NGO’s of every stripe still point to the oppression of religious minorities, the existence of sweatshops, and to the pitifully low wages that have been helping attract all that foreign investment and driving the stellar year-on-year economic growth.
But at the same time, it is impossible to deny that things have also changed for the better for many people.
According to the Asian Development Bank, the proportion of people living on less than a dollar a day has plunged by more than half in 10 years, and continues to track sharply downward.

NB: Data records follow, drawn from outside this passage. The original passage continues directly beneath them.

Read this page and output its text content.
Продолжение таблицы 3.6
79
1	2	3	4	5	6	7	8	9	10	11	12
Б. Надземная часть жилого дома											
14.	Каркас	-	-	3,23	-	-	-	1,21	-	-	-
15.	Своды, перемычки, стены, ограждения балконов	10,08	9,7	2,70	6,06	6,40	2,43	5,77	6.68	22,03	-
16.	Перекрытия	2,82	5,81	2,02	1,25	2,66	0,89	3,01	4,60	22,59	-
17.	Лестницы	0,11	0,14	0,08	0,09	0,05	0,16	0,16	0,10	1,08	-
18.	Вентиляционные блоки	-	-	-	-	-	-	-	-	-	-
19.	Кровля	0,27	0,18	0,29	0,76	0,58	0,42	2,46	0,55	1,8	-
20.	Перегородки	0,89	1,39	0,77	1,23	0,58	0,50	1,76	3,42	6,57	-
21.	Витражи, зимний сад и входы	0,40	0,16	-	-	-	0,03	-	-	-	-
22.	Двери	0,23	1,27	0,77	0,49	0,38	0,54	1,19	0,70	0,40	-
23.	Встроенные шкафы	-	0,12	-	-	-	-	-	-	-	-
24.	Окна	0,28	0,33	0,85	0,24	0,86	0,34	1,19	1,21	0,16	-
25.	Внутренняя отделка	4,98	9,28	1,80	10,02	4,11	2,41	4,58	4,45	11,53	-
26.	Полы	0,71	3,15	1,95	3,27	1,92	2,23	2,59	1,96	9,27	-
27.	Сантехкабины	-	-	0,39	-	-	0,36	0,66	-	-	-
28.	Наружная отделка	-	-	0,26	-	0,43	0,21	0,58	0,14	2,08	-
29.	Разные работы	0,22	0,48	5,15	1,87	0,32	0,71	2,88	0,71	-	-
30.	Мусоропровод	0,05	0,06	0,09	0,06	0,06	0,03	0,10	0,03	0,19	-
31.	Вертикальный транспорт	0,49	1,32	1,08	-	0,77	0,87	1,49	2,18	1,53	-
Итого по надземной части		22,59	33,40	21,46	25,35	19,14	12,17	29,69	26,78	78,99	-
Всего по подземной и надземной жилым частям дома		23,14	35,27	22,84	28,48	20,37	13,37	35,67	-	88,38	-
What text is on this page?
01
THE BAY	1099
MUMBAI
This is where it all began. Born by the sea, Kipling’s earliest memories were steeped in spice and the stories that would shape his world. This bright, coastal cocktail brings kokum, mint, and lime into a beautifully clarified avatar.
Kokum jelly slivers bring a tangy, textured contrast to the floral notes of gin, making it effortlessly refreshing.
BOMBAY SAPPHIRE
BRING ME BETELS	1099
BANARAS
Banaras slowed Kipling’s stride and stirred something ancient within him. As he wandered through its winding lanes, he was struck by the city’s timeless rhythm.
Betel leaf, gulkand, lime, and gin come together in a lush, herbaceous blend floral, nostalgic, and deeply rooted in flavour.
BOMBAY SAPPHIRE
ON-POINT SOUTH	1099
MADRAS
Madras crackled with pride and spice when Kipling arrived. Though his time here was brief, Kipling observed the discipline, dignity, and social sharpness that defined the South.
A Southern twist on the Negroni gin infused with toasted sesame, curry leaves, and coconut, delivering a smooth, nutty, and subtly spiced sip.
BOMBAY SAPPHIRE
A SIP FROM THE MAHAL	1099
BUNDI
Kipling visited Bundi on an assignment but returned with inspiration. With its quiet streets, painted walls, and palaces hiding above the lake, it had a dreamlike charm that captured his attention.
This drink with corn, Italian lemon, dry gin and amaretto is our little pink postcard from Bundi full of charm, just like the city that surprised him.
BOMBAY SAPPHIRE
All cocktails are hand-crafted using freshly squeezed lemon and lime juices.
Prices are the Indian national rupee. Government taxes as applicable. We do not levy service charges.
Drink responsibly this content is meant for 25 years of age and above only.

Ordinary people are getting wealthier.
The government media minders assigned to “assist” us seemed relaxed about letting us wander about on our own. Every local person I spoke to agreed that their lives are more comfortable now than they have ever been, and there is a positive feeling about the future.
Evidence of increasing wealth is everywhere. Modern clean apartments are springing up. Shops selling plasma television sets and other electronic goods are doing a brisk trade.
And scowling down upon all of this from his posters and statues is the stern goateed face of Lenin.
A relic, reduced to posing for cheesy ironic snapshots alongside the capitalists of all countries that he so reviled.